Soğuk Savaş sonrası değerlendirildi

Soğuk Savaş sonrası değerlendirildi

Ankara Politikalar Merkezi Başkanı E. Büyükelçi Mehmet Fatih Ceylan, Soğuk Savaş Dönemi sonrasında dünyada pek çok coğrafyanın nefes aldığını belirtirken, Türkiye’nin yanı başındaki krizler nedeniyle bu rahatlama furyasına dahil olamadığını söyledi.

Ankara Politikalar Merkezi Başkanı Emekli Büyükelçi Mehmet Fatih Ceylan Ankara Hacı Bayram Veli Üniversitesi Küresel Politika Topluluğu’nun daveti üzerine Hariciye Sohbetleri programına katıldı. Ceylan etkinlikte dinleyicilere diplomatik tecrübelerinden bahsetti. İki kutuplu dünya düzeninin sona ermesinden sonra ülkelerin aralarındaki temas ve iş birliğini artırdığını söyleyen Emekli Büyükelçi, Türkiye’nin o dönemdeki rahatlama ortamına dahil olamadığını şu ifadelerle anlattı:

“1990-2000 dönemine baktığımızda aslında dünyada bir umut ışığı belirmişti.

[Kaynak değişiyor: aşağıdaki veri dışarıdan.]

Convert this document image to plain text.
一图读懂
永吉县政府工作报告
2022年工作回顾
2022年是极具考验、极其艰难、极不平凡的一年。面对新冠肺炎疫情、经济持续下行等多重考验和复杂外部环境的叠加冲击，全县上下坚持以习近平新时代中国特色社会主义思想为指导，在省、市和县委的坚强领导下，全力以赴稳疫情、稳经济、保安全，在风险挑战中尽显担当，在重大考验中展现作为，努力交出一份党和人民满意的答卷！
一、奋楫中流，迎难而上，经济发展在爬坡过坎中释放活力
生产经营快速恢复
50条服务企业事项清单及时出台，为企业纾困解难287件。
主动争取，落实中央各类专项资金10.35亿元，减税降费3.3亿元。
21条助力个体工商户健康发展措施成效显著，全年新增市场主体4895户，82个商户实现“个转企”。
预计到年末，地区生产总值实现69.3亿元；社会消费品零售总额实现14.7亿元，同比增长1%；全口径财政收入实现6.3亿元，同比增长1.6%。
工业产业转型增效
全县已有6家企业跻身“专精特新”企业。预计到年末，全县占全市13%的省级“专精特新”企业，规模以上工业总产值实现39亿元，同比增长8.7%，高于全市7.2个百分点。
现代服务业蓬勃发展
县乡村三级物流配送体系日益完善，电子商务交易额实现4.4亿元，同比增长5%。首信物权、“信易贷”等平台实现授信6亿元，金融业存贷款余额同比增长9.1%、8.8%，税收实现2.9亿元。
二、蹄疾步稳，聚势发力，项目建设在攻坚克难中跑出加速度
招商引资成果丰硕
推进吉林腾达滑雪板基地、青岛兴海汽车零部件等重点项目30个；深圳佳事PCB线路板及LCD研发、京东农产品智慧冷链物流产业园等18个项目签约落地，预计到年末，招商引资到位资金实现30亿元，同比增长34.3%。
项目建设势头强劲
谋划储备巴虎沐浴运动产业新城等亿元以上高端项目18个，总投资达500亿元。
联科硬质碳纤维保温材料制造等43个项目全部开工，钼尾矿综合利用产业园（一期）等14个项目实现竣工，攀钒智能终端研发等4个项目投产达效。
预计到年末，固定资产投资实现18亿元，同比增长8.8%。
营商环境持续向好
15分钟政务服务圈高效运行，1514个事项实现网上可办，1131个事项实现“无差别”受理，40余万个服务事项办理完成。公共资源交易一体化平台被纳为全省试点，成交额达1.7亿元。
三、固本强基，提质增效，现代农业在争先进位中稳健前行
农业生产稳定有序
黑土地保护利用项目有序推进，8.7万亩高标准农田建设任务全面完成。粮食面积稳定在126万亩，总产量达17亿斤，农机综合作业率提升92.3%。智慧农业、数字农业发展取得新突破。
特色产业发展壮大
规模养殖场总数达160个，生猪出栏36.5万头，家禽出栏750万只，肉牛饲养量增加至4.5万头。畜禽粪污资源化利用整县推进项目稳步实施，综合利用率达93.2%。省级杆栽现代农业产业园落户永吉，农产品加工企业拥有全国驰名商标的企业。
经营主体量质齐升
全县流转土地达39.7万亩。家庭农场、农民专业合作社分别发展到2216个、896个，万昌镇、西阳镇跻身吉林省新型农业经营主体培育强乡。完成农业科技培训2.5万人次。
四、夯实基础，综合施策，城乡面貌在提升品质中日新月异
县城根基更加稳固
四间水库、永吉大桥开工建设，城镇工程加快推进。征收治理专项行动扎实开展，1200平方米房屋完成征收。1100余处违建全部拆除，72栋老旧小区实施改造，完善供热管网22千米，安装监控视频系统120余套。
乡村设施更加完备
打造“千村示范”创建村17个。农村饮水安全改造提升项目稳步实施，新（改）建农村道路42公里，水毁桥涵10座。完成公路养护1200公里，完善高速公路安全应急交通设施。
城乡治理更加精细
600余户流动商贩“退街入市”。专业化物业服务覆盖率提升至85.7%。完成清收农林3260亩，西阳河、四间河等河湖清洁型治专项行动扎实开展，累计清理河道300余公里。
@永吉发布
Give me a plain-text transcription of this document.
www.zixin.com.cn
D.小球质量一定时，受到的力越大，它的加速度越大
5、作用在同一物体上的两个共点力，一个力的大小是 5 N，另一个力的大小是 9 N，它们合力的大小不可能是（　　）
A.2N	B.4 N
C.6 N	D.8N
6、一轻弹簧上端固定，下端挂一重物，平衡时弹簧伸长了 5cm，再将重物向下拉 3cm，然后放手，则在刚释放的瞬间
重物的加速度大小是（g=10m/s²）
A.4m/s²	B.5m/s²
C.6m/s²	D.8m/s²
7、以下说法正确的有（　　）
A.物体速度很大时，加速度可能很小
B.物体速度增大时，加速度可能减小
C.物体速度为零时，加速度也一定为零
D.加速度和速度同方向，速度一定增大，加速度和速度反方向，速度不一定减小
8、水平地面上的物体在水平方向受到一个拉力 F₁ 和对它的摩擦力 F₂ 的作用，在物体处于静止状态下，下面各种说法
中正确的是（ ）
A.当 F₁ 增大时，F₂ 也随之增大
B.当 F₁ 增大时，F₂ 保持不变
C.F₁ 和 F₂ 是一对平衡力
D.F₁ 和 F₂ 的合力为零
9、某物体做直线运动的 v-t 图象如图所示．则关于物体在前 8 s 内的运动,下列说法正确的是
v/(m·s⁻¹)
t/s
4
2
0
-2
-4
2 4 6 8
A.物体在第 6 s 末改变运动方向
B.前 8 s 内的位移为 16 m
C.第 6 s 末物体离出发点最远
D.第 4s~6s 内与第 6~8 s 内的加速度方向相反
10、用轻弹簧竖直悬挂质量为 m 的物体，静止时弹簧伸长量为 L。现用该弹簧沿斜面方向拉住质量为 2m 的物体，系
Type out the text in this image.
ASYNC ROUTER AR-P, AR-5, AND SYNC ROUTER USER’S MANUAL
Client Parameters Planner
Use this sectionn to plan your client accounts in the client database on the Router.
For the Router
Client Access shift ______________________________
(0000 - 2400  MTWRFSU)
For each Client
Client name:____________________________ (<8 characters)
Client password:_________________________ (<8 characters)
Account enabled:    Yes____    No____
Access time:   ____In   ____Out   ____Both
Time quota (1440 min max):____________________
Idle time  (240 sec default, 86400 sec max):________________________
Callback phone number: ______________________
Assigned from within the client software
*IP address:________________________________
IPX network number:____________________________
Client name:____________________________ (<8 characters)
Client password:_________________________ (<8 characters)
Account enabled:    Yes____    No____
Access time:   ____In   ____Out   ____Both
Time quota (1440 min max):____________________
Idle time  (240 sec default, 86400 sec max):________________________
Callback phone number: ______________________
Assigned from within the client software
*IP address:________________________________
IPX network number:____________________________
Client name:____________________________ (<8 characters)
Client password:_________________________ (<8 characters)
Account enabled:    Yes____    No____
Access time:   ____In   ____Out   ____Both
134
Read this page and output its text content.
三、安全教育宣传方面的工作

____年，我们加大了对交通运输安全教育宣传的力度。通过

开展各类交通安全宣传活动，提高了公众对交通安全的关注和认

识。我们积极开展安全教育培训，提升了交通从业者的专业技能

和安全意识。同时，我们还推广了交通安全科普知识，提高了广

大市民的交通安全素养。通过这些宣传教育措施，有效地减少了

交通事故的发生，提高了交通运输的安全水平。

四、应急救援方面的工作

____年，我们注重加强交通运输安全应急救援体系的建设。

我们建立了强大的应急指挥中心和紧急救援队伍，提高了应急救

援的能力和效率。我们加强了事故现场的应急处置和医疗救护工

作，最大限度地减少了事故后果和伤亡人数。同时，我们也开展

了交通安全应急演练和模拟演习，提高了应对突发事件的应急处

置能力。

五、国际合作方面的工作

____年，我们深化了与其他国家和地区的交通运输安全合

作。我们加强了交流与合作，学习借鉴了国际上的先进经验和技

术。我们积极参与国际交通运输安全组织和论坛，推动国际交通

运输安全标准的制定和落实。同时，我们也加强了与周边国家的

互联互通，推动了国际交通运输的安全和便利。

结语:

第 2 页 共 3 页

Berlin Duvarı yıkılmıştı. Ardından önce Varşova Paktı dağıldı, sonra Sovyet Sosyalist Cumhuriyetler Birliği dağıldı. Yeni bir düzen karşımıza çıktı. İki kutupluluk son bulmuştu. İki kutupluluk son bulduktan sonra her iki kutuba mensup ülkeler aralarındaki temas ve iş birliklerini artırmaya yöneldiler. Bir yerde dünyanın birçok coğrafyası nefes aldı. Biz tam alamadık Türkiye’de. Çünkü bizim etrafımız biraz sorunlu bir coğrafya. Yani istikrarsızlıkların ve çatışmaların bitmediği bir coğrafya. Soğuk Savaş döneminde de böyle oldu. Soğuk Savaş daha bitmemişken Birinci Irak Krizi patlak verdi, Saddam’ın Kuveyt’i işgal etmesi ile birlikte. Arkadan Balkan Krizleri başladı. Bunlar bizim hemen yanı başımızda olan hadiseler. Karabağ’da sıkıntılı bir dönem oldu, savaş oldu Azerbaycan ile Ermenistan arasında. Ortadoğu’daki birçok istikrarsızlığın da Türkiye’yi etkilediği bir dönem bu. Dolayısıyla biz tam anlamıyla nefes alamadık.”

ara21.jpg

SOĞUK SAVAŞ DÖNEMİ NİSPETEN İSTİKRARLI BİR DÖNEMDİ

Soğuk Savaş döneminde ülkelerin yaptıkları hataların sonucuna katlanmak istemediği için dengeli bir politika izlediğini söyleyen Ceylan, “Dünya geneline baktığınızda iki kutupluluğun bitmesi yine de iyiydi. Sanki iş birliğinin ön plana geçip uluslararası ilişkileri olumlu yönde etkileyeceği gibi genel bir kanaat oluştu. Tabii bu aynı zamanda bugün küreselleşme diye tarif edilen bir dönemin de kapısını araladı. Küreselleşmenin ilk köşe taşları döşenmeye başladı. Dolayısıyla 2000’e kadar aslında bölgesel bazı krizler ve çatışmalar hariç genel anlamda bir istikrardan bahsetmek mümkün ama şunu da söyleyebiliriz, aslında Soğuk Savaş dönemi de istikrarlı bir dönemdi (gülüyor). Çünkü herkes ne yapacağını biliyordu. Hangi bloğa dahilseniz, aşağı yukarı o bloğun kuralları belliydi, riayet ediyordunuz. Büyük çaplı çatışmada yoktu ortada. İşte iki kutup birbirini dengeleyecek, birisi çok büyük hata yaparsa bunun sonucunun ne olacağını biliyor. Dolayısıyla o sonuca katlanmak istemiyor. Elbette o dönemde de batı dünyasında krizler patlak verdi, doğu bloğunda da krizler oldu ama kutuplar arası ilişkiler nispeten istikrarlı bir zemin üzerinde yürüyordu. İki kutuplu dünya düzeni bitince yeni bir düzene geçildi. Kutup kavramı nereye doğru evrilecek bundan kimse emin değildi. Bir belirsizlik dönemi yaşandı. Fakat çatışmaya ve gerginliğe dayalı bir iki kutuplu düzenin sona ermiş olması bir yerde bir nefes almaya imkan tanıdı. Yalnız bu nefes fazla uzun sürmedi maalesef.” dedi.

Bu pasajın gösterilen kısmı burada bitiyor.